Io non so se ai tifosi più accesi sia passato per la mente. Ma la stagione 2017-2018, questa, si potrebbe chiudere per la Juve senza la conquista di un trofeo. La Supercoppa è andata (alla Lazio), la Champions è in bilico (per vincere a Wembley serve un’impresa, mentre il 3-3 sarebbe un’anomalia statistica), in campionato il Napoli è in testa e non mi sembra stia perdendo colpi. Resta, almeno in teoria, la Coppa Italia. Dico in teoria perché l’1-0 dell’andata sull’Atalanta è abbastanza rassicurante e perché la finale - Lazio o Milan che sia - è per lo meno abbordabile. Va ricordato, però, che la Lazio (avversario sabato sera all’Olimpico) non solo ha battuto la Juve in Supercoppa, ma l’ha sconfitta, in casa, anche in campionato.

Ora ribadire questi risultati e sostenere che la Lazio è un avversario scomodo per la Juve, significa “gufare” i bianconeri? E pensare che questo potrebbe essere un anno senza titoli è una riflessione così eversiva? Io, sinceramente, non credo. Anzi penso che sia un’eventualità non inverosimile a cui qualcuno si deve preparare. L’ho detto e lo ripeto: non si può vincere sempre. Ma in un club nel quale il motto - rubato da Giampiero Boniperti a Vincent Lombardi - è “vincere non è importante, è l’unica cosa che conta”, non riuscirci è un dramma. Peggio, un fallimento. Anche perché la Juve non ha solo la squadra più forte, è anche il club più ricco che conta su un fatturato doppio rispetto alle antagoniste.
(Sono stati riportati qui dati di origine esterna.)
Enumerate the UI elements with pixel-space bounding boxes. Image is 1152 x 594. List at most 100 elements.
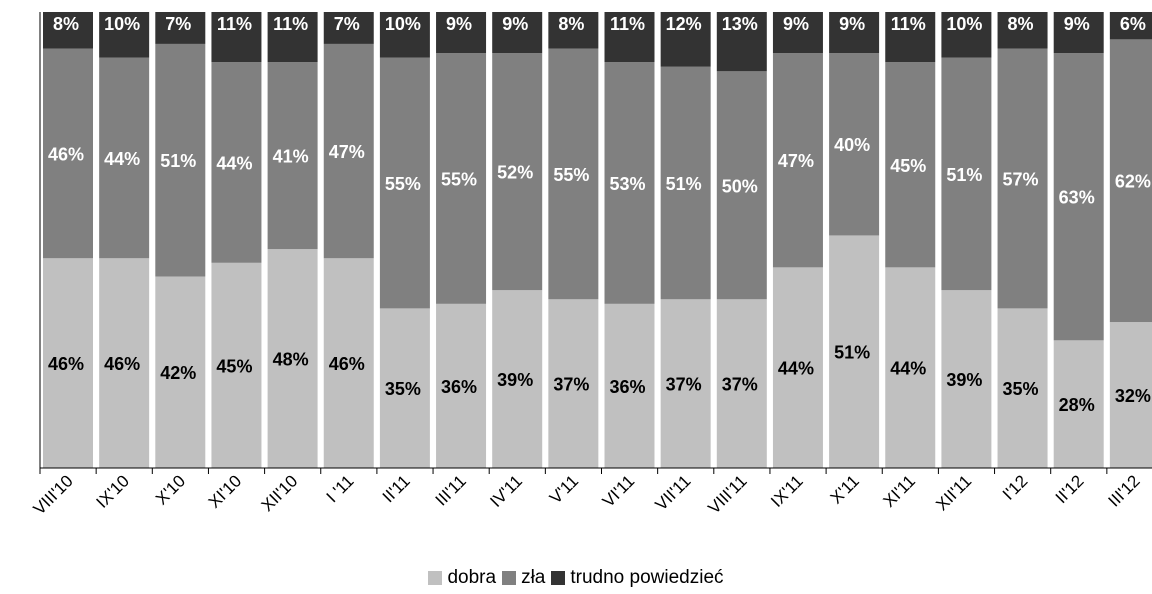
value-label-dobra-1: 46%	[48, 354, 84, 374]
stacked-bar-chart: 46% 46% 8% 46% 44% 10% 42% 51% 7% 45% 44% 11% 48% 41%…	[30, 12, 1152, 519]
bar-trudno-powiedziec-16	[885, 12, 936, 63]
value-labels-group: 46% 46% 8% 46% 44% 10% 42% 51% 7% 45% 44% 11% 48% 41%…	[48, 14, 1151, 415]
value-label-zla-13: 50%	[722, 176, 758, 196]
x-tick-label-17: XII'11	[932, 471, 975, 514]
legend-item-dobra: dobra	[428, 567, 496, 589]
bar-trudno-powiedziec-4	[211, 12, 262, 63]
value-label-zla-5: 41%	[273, 147, 309, 167]
value-label-trudno-powiedziec-6: 7%	[334, 14, 360, 34]
value-label-dobra-16: 44%	[890, 359, 926, 379]
value-label-dobra-18: 35%	[1003, 379, 1039, 399]
bar-dobra-20	[1109, 322, 1152, 468]
bar-zla-9	[492, 53, 543, 291]
x-tick-label-14: IX'11	[767, 471, 807, 511]
value-label-trudno-powiedziec-1: 8%	[53, 14, 79, 34]
bar-zla-8	[436, 53, 487, 304]
value-label-dobra-4: 45%	[216, 356, 252, 376]
bar-dobra-5	[267, 249, 318, 468]
x-tick-label-11: VI'11	[599, 471, 639, 511]
bar-trudno-powiedziec-20	[1109, 12, 1152, 40]
value-label-zla-10: 55%	[553, 165, 589, 185]
bar-dobra-2	[99, 258, 150, 468]
x-tick-label-9: IV'11	[486, 471, 526, 511]
bar-trudno-powiedziec-7	[379, 12, 430, 58]
bar-trudno-powiedziec-19	[1053, 12, 1104, 54]
bar-trudno-powiedziec-14	[772, 12, 823, 54]
bar-dobra-15	[829, 235, 880, 468]
value-label-trudno-powiedziec-2: 10%	[104, 14, 140, 34]
legend-swatch-trudno-powiedziec	[551, 571, 566, 585]
x-tick-label-16: XI'11	[880, 471, 920, 511]
x-tick-label-6: I '11	[323, 471, 358, 506]
bar-zla-20	[1109, 39, 1152, 323]
bar-zla-11	[604, 62, 655, 304]
value-label-dobra-5: 48%	[273, 350, 309, 370]
legend-label-zla: zła	[521, 567, 546, 588]
legend-label-dobra: dobra	[447, 567, 497, 588]
value-label-trudno-powiedziec-17: 10%	[946, 14, 982, 34]
bar-trudno-powiedziec-10	[548, 12, 599, 49]
bar-zla-18	[997, 48, 1048, 309]
bar-zla-6	[323, 43, 374, 259]
value-label-dobra-9: 39%	[497, 370, 533, 390]
bar-zla-10	[548, 48, 599, 300]
value-label-zla-9: 52%	[497, 163, 533, 183]
bar-trudno-powiedziec-6	[323, 12, 374, 44]
legend: dobra zła trudno powiedzieć	[0, 566, 1152, 590]
legend-swatch-dobra	[428, 571, 443, 585]
bar-trudno-powiedziec-17	[941, 12, 992, 58]
value-label-trudno-powiedziec-18: 8%	[1008, 14, 1034, 34]
bar-dobra-11	[604, 303, 655, 468]
x-tick-label-18: I'12	[999, 471, 1031, 503]
value-label-trudno-powiedziec-13: 13%	[722, 14, 758, 34]
x-tick-label-12: VII'11	[652, 471, 695, 514]
bar-trudno-powiedziec-1	[43, 12, 93, 49]
x-tick-label-2: IX'10	[93, 471, 133, 511]
x-tick-label-3: X'10	[152, 471, 189, 508]
legend-label-trudno-powiedziec: trudno powiedzieć	[570, 567, 724, 588]
bar-dobra-18	[997, 308, 1048, 468]
value-label-zla-20: 62%	[1115, 172, 1151, 192]
value-label-dobra-15: 51%	[834, 343, 870, 363]
value-label-dobra-11: 36%	[609, 377, 645, 397]
value-label-trudno-powiedziec-4: 11%	[217, 14, 252, 34]
bar-dobra-9	[492, 290, 543, 468]
x-tick-label-8: III'11	[432, 471, 470, 509]
value-label-trudno-powiedziec-7: 10%	[385, 14, 421, 34]
bar-trudno-powiedziec-3	[155, 12, 206, 44]
bar-trudno-powiedziec-15	[829, 12, 880, 54]
value-label-zla-12: 51%	[666, 174, 702, 194]
x-tick-label-5: XII'10	[258, 471, 302, 515]
x-tick-label-7: II'11	[379, 471, 414, 506]
bar-trudno-powiedziec-9	[492, 12, 543, 54]
value-label-zla-8: 55%	[441, 169, 477, 189]
bar-dobra-3	[155, 276, 206, 468]
value-label-dobra-17: 39%	[946, 370, 982, 390]
bar-dobra-19	[1053, 340, 1104, 468]
bar-dobra-17	[941, 290, 992, 468]
bar-dobra-1	[43, 258, 93, 468]
bar-zla-4	[211, 62, 262, 263]
legend-item-trudno-powiedziec: trudno powiedzieć	[551, 567, 724, 589]
value-label-zla-19: 63%	[1059, 188, 1095, 208]
bars-group	[43, 12, 1152, 468]
bar-trudno-powiedziec-5	[267, 12, 318, 63]
value-label-trudno-powiedziec-11: 11%	[610, 14, 645, 34]
bar-trudno-powiedziec-11	[604, 12, 655, 63]
value-label-zla-17: 51%	[946, 165, 982, 185]
value-label-dobra-12: 37%	[666, 375, 702, 395]
value-label-dobra-14: 44%	[778, 359, 814, 379]
legend-swatch-zla	[502, 571, 517, 585]
bar-zla-17	[941, 57, 992, 291]
value-label-trudno-powiedziec-19: 9%	[1064, 14, 1090, 34]
value-label-trudno-powiedziec-16: 11%	[891, 14, 926, 34]
value-label-zla-14: 47%	[778, 151, 814, 171]
value-label-dobra-6: 46%	[329, 354, 365, 374]
bar-zla-5	[267, 62, 318, 250]
value-label-zla-6: 47%	[329, 142, 365, 162]
value-label-zla-11: 53%	[609, 174, 645, 194]
bar-zla-7	[379, 57, 430, 309]
value-label-zla-4: 44%	[216, 153, 252, 173]
x-tick-label-13: VIII'11	[704, 471, 750, 517]
value-label-dobra-13: 37%	[722, 375, 758, 395]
Se questi sono i presupposti - e lo sono da anni - non credo neppure che la Juve possa accontentarsi di conquistare solo la Coppa Italia. Sarebbe una magrissima consolazione nell’estate in cui, oltre a confermare Higuain e Dybala, la società ha acquistato Douglas Costa e Bernardeschi per una cifra complessiva superiore agli ottanta milioni. E poi sarebbe insopportabile perdere lo scudetto a beneficio del Napoli, di cui tutti dicono meraviglie. Una squadra che per vincerlo potrebbe abbattere il record di Conte (102 punti) e che fa del gioco, non del potere economico, la sua forza e la sua diversità.